Many of its former patrons were distressed that the Savoy Grill was going to change. My guest, the Labour peer and media mogul Waheed Alli, wasn't one of them. "Two things used to distinguish this place. It was very expensive. And they were very rude."

He broadly approved of Barbara Barry's redesign, which has introduced an element of low-key glamour to what was a rather dark and stuffy oak-panelled room. The wood-panelling is still there, but the wood is paler, and warmed by flattering pools of light. The silver-leaf ceiling and mirrored columns nod to the room's heyday, but in updating from the Thirties to the Noughties, some elements seem to have got stuck in the Seventies. The black-and-gold striped banquettes are particularly Biba-esque, while Waheed felt the black slatted blinds were "a bit Crossroads motel". And this from the man responsible for reintroducing that soap to ITV.

At a fixed price of £35 for three courses, the à la carte menu offers excellent value; even more so the £21 set-lunch menu, which opens with the Savoy Grill's most famous dish, Omelette Arnold Bennett. There are still a few opportunities for some table-side carving action, in the form of a short section of roast- and grilled-meat dishes. But otherwise Wareing's menu owes considerably more to modern French haute cuisine than to British tradition.

From the set menu, a starter of potted shrimp was a greener, healthier reworking of the dish, with avocado taking the place of the traditional butter and mace. Calves' sweetbreads were first rate, their slightly caramelised surface chiming with the piquant sweetness of a pancetta and onion marmalade.

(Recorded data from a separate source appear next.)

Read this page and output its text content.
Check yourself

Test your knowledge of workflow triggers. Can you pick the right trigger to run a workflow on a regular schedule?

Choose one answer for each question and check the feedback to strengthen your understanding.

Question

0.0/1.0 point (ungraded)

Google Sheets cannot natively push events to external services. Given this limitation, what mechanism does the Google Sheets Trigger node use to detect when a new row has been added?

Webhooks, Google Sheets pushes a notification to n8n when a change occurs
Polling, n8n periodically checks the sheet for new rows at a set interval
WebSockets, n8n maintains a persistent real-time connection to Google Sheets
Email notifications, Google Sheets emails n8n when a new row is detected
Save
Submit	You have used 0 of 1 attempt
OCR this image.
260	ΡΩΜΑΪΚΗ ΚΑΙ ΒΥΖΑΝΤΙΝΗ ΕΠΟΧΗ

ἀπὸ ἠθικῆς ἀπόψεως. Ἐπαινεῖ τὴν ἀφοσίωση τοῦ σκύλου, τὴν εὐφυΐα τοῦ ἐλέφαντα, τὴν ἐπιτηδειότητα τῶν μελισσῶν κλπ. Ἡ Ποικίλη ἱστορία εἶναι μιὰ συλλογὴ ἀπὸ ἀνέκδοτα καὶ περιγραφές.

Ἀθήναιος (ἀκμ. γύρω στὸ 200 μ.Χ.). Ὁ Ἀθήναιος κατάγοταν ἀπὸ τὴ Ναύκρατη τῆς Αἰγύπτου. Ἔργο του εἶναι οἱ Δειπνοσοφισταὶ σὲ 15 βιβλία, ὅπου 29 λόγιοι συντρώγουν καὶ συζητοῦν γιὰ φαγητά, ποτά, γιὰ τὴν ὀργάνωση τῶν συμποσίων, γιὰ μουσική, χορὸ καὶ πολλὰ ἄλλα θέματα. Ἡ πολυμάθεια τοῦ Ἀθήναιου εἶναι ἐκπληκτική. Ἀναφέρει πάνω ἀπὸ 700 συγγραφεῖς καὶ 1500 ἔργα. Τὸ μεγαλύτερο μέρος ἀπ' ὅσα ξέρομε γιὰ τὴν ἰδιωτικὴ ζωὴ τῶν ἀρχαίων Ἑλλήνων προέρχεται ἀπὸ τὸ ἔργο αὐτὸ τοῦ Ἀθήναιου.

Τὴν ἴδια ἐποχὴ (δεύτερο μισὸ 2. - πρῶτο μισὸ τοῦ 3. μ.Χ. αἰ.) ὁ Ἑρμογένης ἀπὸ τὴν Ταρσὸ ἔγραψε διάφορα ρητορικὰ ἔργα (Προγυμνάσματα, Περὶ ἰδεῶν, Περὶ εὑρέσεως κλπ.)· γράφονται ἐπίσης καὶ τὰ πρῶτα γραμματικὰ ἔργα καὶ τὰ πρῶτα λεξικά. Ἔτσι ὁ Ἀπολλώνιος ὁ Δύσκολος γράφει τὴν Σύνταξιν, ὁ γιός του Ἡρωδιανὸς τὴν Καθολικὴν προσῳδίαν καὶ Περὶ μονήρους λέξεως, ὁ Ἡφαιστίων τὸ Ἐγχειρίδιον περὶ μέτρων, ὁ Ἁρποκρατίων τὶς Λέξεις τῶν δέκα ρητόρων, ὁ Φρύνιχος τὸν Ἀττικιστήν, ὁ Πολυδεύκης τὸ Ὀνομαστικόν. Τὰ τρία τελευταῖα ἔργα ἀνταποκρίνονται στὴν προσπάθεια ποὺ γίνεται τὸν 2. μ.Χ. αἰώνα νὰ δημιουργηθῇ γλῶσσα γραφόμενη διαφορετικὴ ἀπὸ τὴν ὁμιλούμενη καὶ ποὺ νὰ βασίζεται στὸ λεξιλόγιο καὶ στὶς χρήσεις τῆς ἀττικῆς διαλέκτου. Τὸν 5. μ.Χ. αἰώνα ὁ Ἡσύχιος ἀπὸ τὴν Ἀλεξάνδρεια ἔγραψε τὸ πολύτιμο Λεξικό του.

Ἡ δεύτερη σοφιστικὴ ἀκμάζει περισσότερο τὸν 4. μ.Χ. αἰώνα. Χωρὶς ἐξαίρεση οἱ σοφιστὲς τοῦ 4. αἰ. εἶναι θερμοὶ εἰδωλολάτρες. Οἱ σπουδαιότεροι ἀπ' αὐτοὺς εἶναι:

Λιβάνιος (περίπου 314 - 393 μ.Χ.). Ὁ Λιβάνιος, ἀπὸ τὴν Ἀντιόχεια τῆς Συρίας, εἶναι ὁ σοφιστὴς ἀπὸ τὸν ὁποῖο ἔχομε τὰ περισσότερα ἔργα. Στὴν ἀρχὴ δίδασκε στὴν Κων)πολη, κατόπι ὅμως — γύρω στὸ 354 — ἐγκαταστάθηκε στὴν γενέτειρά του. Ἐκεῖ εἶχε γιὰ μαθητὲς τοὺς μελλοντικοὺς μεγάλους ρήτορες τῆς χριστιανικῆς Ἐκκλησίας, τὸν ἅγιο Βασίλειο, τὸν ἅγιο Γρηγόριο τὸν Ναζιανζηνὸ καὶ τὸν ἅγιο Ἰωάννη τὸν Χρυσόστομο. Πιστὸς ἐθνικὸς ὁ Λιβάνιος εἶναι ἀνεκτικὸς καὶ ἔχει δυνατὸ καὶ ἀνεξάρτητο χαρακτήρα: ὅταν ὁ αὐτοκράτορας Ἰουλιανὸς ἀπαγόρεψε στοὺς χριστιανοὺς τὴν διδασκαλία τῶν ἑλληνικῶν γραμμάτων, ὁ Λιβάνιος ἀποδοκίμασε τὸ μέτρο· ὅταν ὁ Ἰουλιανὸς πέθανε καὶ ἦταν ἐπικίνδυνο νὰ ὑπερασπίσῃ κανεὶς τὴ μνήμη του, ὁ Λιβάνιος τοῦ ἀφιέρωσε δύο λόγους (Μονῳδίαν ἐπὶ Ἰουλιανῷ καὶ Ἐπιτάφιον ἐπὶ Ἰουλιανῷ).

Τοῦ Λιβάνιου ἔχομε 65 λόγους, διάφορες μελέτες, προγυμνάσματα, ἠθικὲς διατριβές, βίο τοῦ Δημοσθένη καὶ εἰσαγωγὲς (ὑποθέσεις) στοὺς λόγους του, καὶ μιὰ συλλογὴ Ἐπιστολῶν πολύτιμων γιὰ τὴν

Even when tackling deeply British dishes, Wareing's cooking has a French accent. His steak and kidney pudding is an old-fashioned individual pud, with a slippery suet crust, anointed in onion and Guinness gravy. But the braised root vegetables that come with it belong to a different culture, and seem to enclose the whole dish in inverted commas.

Many of the main course offerings would sit quite happily on the menu at Pétrus; in fact a version of the meltingly soft strips of braised Wiltshire pork belly, with sautéed Jerusalem artichoke and a sticky red wine and shallot reduction that I had here does. The sticky reduction was a theme of our meal; this kind of cooking has something autumnal about it, all braised root veg, intense brown sauces and aromatic hits of truffle, most pungently in the velouté of wild mushroom with truffle oil, which was served as an amuse-bouche.

Nursery puddings may no longer be on offer, but le chariot de pâtissier still circulates. From it, a prune and Armagnac tart was fine; certainly better than my own blandly sweet choice. But then, what was I expecting when I ordered Rum Baba macerated in Malibu?

Our fellow guests included peers and power-lunching newspaper executives, but unlike Claridges, this isn't really a venue for people celebrating special occasions. And despite the feminisation, it does still feel like a place for a business lunch rather than the ladies who lunch.

What must surely be the most expensive coffee in London - £5 for a single shot of espresso - bumped up the bill a little, to around £40 a head with a half bottle of wine, but it still struck Waheed as considerably cheaper than under the ancien régime.

So will he be returning as a regular? "Well, it definitely fills a gap. Somewhere between The Ivy and the House of Lords," he mused. "And it does feel much more modern and friendly. Mind you, they could have done that just by being polite."